RE: [jira] Updated: (PIG-1117) Pig reading hive columnar rc tables

2009-12-07 Thread Gerrit van Vuuren
Hi,

I would like to extend the HiveColumnarRC Reader in such a way that it can tell 
Pig to only use a certain group of files, i.e. I want to filter the files and 
have Pig only use these for calculating the amount of tasks to run. I'll 
appreciate if anybody can point me in the right direction.

Cheers,
 Gerrit

-Original Message-
From: Gerrit Jansen van Vuuren (JIRA) [mailto:j...@apache.org] 
Sent: 03 December 2009 16:03
To: pig-dev@hadoop.apache.org
Subject: [jira] Updated: (PIG-1117) Pig reading hive columnar rc tables


 [ 
https://issues.apache.org/jira/browse/PIG-1117?page=com.atlassian.jira.plugin.system.issuetabpanels:all-tabpanel
 ]

Gerrit Jansen van Vuuren updated PIG-1117:
--

Attachment: HiveColumnarLoaderTest.patch
HiveColumnarLoader.patch

Pig Storage Loader for reading from HiveColumnarRC Files

 Pig reading hive columnar rc tables
 ---

 Key: PIG-1117
 URL: https://issues.apache.org/jira/browse/PIG-1117
 Project: Pig
  Issue Type: New Feature
Reporter: Gerrit Jansen van Vuuren
 Attachments: HiveColumnarLoader.patch, HiveColumnarLoaderTest.patch


 I've coded a LoadFunc implementation that can read from Hive Columnar RC 
 tables, this is needed for a project that I'm working on because all our data 
 is stored using the Hive thrift serialized Columnar RC format. I have looked 
 at the piggy bank but did not find any implementation that could do this. 
 We've been running it on our cluster for the last week and have worked out 
 most bugs.
  
 There are still some improvements to be done but I would need  like setting 
 the amount of mappers based on date partitioning. Its been optimized so as to 
 read only specific columns and can churn through a data set almost 8 times 
 faster with this improvement because not all column data is read.
 I would like to contribute the class to the piggybank can you guide me in 
 what I need to do?
 I've used hive specific classes to implement this, is it possible to add this 
 to the piggy bank build ivy for automatic download of the dependencies?

-- 
This message is automatically generated by JIRA.
-
You can reply to this email to add a comment to the issue online.



RE: [jira] Updated: (PIG-1117) Pig reading hive columnar rc tables

2009-12-03 Thread Gerrit van Vuuren
Hi,

I've made 2 patches one for the Loader and another is the Unit Test.
It's not perfect yet but atleast this way people can start testing it and give 
some inputs.

How do I submit the patch? I tried the SubmitPatch link but could not attach 
the actual patch, then just ended up attaching it as a file.
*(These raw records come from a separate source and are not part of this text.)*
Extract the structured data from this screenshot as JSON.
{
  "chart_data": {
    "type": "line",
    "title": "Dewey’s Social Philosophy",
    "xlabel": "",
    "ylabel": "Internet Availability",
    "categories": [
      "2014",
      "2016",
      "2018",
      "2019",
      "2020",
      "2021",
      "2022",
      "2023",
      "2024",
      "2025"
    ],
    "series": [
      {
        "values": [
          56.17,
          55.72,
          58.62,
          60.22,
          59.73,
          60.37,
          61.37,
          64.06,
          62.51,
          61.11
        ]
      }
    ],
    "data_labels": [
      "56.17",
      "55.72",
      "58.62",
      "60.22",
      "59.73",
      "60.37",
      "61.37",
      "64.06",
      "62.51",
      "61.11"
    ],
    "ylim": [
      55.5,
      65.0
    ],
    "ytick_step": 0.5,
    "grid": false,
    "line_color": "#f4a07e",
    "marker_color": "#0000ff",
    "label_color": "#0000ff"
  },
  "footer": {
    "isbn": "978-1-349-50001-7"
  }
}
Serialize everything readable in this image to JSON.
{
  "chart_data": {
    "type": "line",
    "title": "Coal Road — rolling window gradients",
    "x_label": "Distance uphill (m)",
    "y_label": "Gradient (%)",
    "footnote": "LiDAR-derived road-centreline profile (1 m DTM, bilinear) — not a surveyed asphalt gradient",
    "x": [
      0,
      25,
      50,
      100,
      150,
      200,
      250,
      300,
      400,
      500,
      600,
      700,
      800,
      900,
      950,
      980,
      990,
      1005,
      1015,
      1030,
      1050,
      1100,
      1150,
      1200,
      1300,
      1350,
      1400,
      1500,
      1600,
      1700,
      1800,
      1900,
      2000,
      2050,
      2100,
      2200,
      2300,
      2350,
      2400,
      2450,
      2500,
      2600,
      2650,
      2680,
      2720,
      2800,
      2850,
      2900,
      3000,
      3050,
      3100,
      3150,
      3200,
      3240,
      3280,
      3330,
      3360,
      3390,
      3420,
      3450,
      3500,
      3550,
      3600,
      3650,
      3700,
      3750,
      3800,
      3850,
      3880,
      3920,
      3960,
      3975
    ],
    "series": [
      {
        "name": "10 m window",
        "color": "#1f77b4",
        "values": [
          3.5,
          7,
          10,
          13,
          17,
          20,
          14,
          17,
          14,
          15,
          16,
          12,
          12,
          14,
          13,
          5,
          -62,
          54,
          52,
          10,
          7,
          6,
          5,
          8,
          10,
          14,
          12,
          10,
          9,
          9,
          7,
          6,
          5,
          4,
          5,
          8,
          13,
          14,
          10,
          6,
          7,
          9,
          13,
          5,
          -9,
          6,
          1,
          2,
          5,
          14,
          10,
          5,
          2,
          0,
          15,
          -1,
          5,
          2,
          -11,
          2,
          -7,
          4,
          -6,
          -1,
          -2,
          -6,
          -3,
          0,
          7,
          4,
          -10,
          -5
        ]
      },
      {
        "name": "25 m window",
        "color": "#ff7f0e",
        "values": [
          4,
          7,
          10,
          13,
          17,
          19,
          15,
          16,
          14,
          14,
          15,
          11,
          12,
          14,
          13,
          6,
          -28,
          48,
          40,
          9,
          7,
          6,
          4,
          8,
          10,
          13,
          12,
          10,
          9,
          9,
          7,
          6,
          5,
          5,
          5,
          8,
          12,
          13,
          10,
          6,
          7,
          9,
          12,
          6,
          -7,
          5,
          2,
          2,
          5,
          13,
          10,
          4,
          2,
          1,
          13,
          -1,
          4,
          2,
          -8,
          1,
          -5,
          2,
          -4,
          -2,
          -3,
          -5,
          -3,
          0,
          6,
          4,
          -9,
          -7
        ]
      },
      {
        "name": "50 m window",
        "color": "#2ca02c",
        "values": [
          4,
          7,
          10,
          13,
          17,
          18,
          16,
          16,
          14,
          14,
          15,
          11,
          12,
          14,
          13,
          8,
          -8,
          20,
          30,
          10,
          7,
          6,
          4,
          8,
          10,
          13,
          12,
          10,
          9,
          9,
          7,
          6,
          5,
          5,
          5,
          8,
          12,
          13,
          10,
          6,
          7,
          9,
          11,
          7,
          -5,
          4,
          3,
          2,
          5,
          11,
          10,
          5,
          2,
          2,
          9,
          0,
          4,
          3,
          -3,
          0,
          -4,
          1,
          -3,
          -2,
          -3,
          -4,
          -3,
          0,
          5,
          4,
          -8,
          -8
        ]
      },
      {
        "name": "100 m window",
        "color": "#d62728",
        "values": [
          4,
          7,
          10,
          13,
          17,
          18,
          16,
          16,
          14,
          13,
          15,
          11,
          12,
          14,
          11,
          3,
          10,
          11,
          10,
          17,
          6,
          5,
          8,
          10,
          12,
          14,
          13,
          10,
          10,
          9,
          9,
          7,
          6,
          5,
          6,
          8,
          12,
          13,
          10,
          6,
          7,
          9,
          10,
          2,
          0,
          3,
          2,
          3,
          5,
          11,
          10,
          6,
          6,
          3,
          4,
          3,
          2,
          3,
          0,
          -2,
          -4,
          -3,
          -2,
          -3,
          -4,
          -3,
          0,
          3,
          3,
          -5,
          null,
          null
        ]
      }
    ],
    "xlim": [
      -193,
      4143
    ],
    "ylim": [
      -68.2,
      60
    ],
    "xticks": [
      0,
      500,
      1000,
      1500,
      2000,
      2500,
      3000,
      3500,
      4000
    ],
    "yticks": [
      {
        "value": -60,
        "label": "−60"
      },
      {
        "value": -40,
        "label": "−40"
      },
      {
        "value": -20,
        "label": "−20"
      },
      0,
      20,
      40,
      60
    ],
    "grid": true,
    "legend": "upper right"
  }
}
Note that to run this you'll need to hive  the hive_exec.jar from hive 
http://svn.apache.org/repos/asf/hadoop/hive/trunk/ql/

Any help on how to integrate this with the ant build.xml will be appreciated.

Cheers,
 Gerrit


RE: [jira] Updated: (PIG-1117) Pig reading hive columnar rc tables

2009-12-03 Thread Olga Natkovich
You need to do attach file first and then submit the patch.

Olga

-Original Message-
From: Gerrit van Vuuren [mailto:gvanvuu...@specificmedia.com] 
Sent: Thursday, December 03, 2009 8:13 AM
To: pig-dev@hadoop.apache.org
Subject: RE: [jira] Updated: (PIG-1117) Pig reading hive columnar rc
tables

Hi,

I've made 2 patches one for the Loader and another is the Unit Test.
It's not perfect yet but atleast this way people can start testing it
and give some inputs.

How do I submit the patch? I tried the SubmitPatch link but could not
attach the actual patch, then just ended up attaching it as a file.

Note that to run this you'll need to hive  the hive_exec.jar from hive
http://svn.apache.org/repos/asf/hadoop/hive/trunk/ql/

Any help on how to integrate this with the ant build.xml will be
appreciated.

Cheers,
 Gerrit